Debió haber sido casi instantáneo, ni bien apareció Cats a muchísima gente se le habrá ocurrido hacer un musical que se llame Rats. Dudo que el de Kirsner sea el primero o el último, pero sí debe ser de los más particulares: unas ratas que saqueaban un supermercado chino en diciembre del 2001 recibieron alguna rara mutación por un cortocircuito y un yogurt. Modificadas, adquirieron el don de actuar; cada una de ellas con distinta inclinación: hay una rata naturalista (Daniel Ibarra), una declamatoria-shakespereana (Augusto Ghirardelli), una grotesco-discepoliana (Gisel Eiriz, de gran actuación), una vedette (Victoria Arrabaça), una musculada que sueña con hacer películas de acción (Ariel Bar-on) y una muda (Eduardo Lázaro) que toca la guitarra y mantiene la vena musical de la puesta a todo momento. El sueño de estas ratas es el de muchos otros actores: llegar al teatro San Martín (San Ratín en este caso). Tomar el cielo de la actuación por asalto, subirse a las tablas y hacer una escena de Romeo y Julieta. Insisto, me parece una idea genial. Una de las muchas que tiene esta obra.
Entre los grandes hallazgos de la puesta está en el vestuario, con texturas similares y distintos colores, se consiguen hacer ratas muy distintas pero perfectamente identificables. A esto se suma una módica y astuta escenografía: con una caja de fósforos enorme, se crea la ilusión de que la obra está en otra perspectiva y que las ratas son de un tamaño menor. Hay, también, una sábana en la que hay un agujero de ratón canónico, de dibujo animado. Los protagonistas se toman en broma esto mismo y reconocen que es sólo escenografía al no poder atravesarlo. La parte musical es breve y repetitiva, lo que le queda a uno en la cabeza es la canción principal de la trama que juega con el “ser o no ser” shakespereano a ritmo de Erik Satie. Lo que, quizás, juega en contra a la puesta es el exceso de digresiones. Hay muchos cuadros tangenciales que son siempre entretenidos e inteligentes pero que hacen perder fuerza al conflicto central. Así, la obra se diluye y puede hacerse larga de a momentos. El transporte entre excrementos, el casting y otras partes se notan como atisbos inteligentes y graciosos que no terminan de aportar a la progresión dramática.
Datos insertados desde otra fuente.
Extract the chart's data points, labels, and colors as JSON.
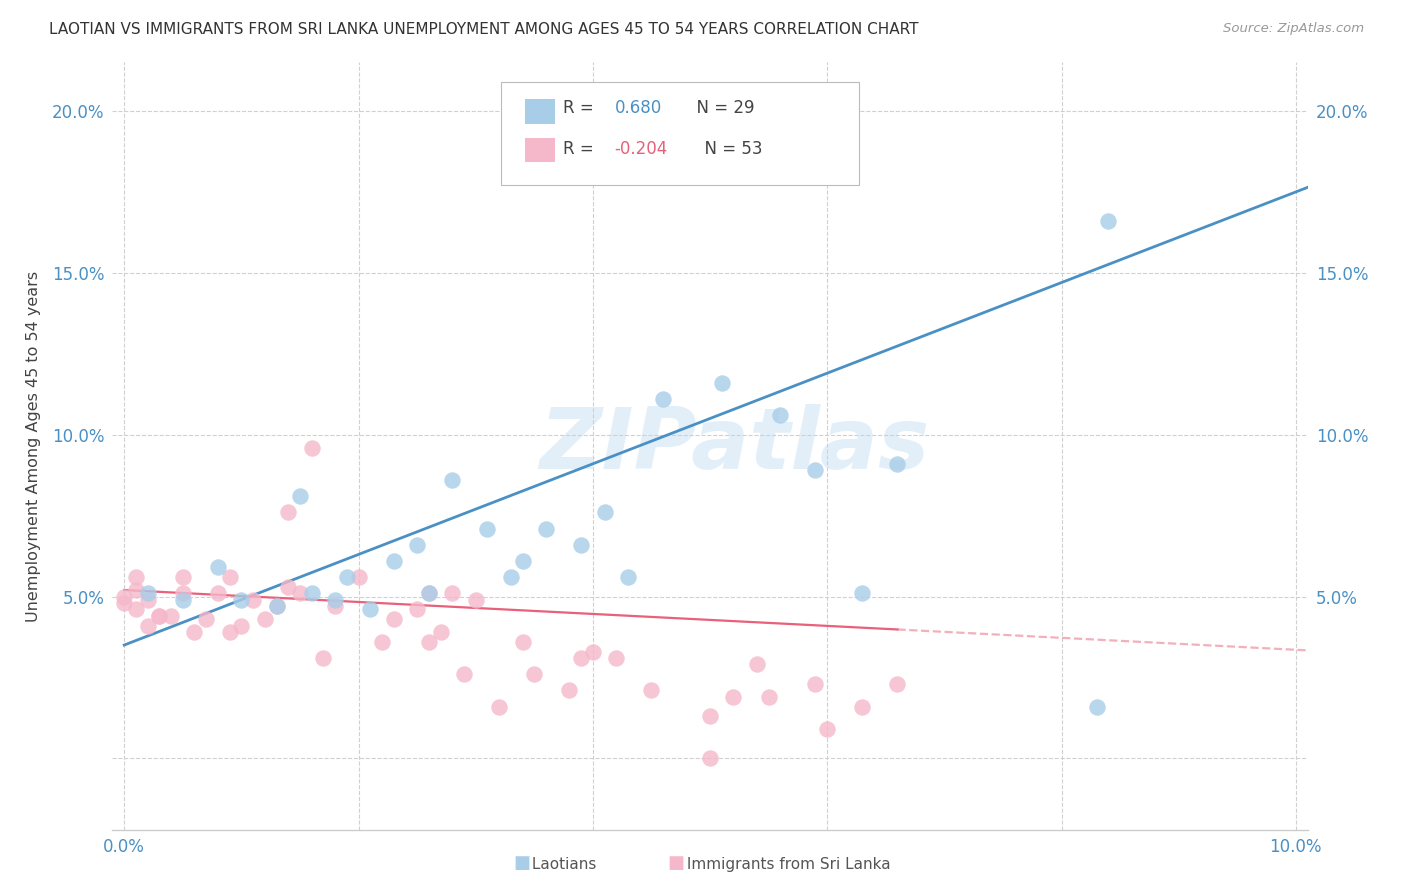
{
  "title": "LAOTIAN VS IMMIGRANTS FROM SRI LANKA UNEMPLOYMENT AMONG AGES 45 TO 54 YEARS CORRELATION CHART",
  "source": "Source: ZipAtlas.com",
  "ylabel": "Unemployment Among Ages 45 to 54 years",
  "xlim": [
    -0.001,
    0.101
  ],
  "ylim": [
    -0.022,
    0.215
  ],
  "blue_color": "#a8cde8",
  "pink_color": "#f5b8cb",
  "blue_line_color": "#4a90c4",
  "pink_line_color": "#e8607a",
  "watermark": "ZIPatlas",
  "legend_r_blue": "0.680",
  "legend_n_blue": "29",
  "legend_r_pink": "-0.204",
  "legend_n_pink": "53",
  "laotian_x": [
    0.002,
    0.005,
    0.008,
    0.01,
    0.013,
    0.015,
    0.016,
    0.018,
    0.019,
    0.021,
    0.023,
    0.025,
    0.026,
    0.028,
    0.031,
    0.033,
    0.034,
    0.036,
    0.039,
    0.041,
    0.043,
    0.046,
    0.051,
    0.056,
    0.059,
    0.063,
    0.066,
    0.083,
    0.084
  ],
  "laotian_y": [
    0.051,
    0.049,
    0.059,
    0.049,
    0.047,
    0.081,
    0.051,
    0.049,
    0.056,
    0.046,
    0.061,
    0.066,
    0.051,
    0.086,
    0.071,
    0.056,
    0.061,
    0.071,
    0.066,
    0.076,
    0.056,
    0.111,
    0.116,
    0.106,
    0.089,
    0.051,
    0.091,
    0.016,
    0.166
  ],
  "srilanka_x": [
    0.0,
    0.0,
    0.001,
    0.001,
    0.001,
    0.002,
    0.002,
    0.003,
    0.003,
    0.004,
    0.005,
    0.005,
    0.006,
    0.007,
    0.008,
    0.009,
    0.009,
    0.01,
    0.011,
    0.012,
    0.013,
    0.014,
    0.014,
    0.015,
    0.016,
    0.017,
    0.018,
    0.02,
    0.022,
    0.023,
    0.025,
    0.026,
    0.026,
    0.027,
    0.028,
    0.029,
    0.03,
    0.032,
    0.034,
    0.035,
    0.038,
    0.039,
    0.04,
    0.042,
    0.045,
    0.05,
    0.052,
    0.054,
    0.055,
    0.059,
    0.06,
    0.063,
    0.066
  ],
  "srilanka_y": [
    0.048,
    0.05,
    0.052,
    0.056,
    0.046,
    0.049,
    0.041,
    0.044,
    0.044,
    0.044,
    0.051,
    0.056,
    0.039,
    0.043,
    0.051,
    0.039,
    0.056,
    0.041,
    0.049,
    0.043,
    0.047,
    0.053,
    0.076,
    0.051,
    0.096,
    0.031,
    0.047,
    0.056,
    0.036,
    0.043,
    0.046,
    0.036,
    0.051,
    0.039,
    0.051,
    0.026,
    0.049,
    0.016,
    0.036,
    0.026,
    0.021,
    0.031,
    0.033,
    0.031,
    0.021,
    0.013,
    0.019,
    0.029,
    0.019,
    0.023,
    0.009,
    0.016,
    0.023
  ],
  "srilanka_outlier_x": [
    0.05
  ],
  "srilanka_outlier_y": [
    0.0
  ]
}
Por suerte, el final sí centraliza sus conflictos y nos arrastra, nos cuenta en tiempo récord una breve historia de amor y nos muestra el magno ascenso a las tablas del San Martín.
Es una obra, como tantas de la escena local, que habla del teatro y que puede ser un poco excluyente para los que no sean “del palo” pero, así y todo, hay muchísimas referencias a personajes típicos que, aunque uno no los conozca, bien los puede imaginar. Rats es un trabajo enorme de cuidada factura que gusta de mostrarse sucio en ocasiones, como su propuesta lo pide. Tiene ese encanto de las cosas en broma que se han tomado muy en serio, nos hace reirnos de los mecanismos de consagración y de la solemnidad del arte serio a la vez que nos muestra una devoción igual de fuerte e igual de conmovedora por las empresas inútiles, confirmando a Kirszner como uno de los dramaturgos jóvenes más personales e interesantes que hay en nuestra escena.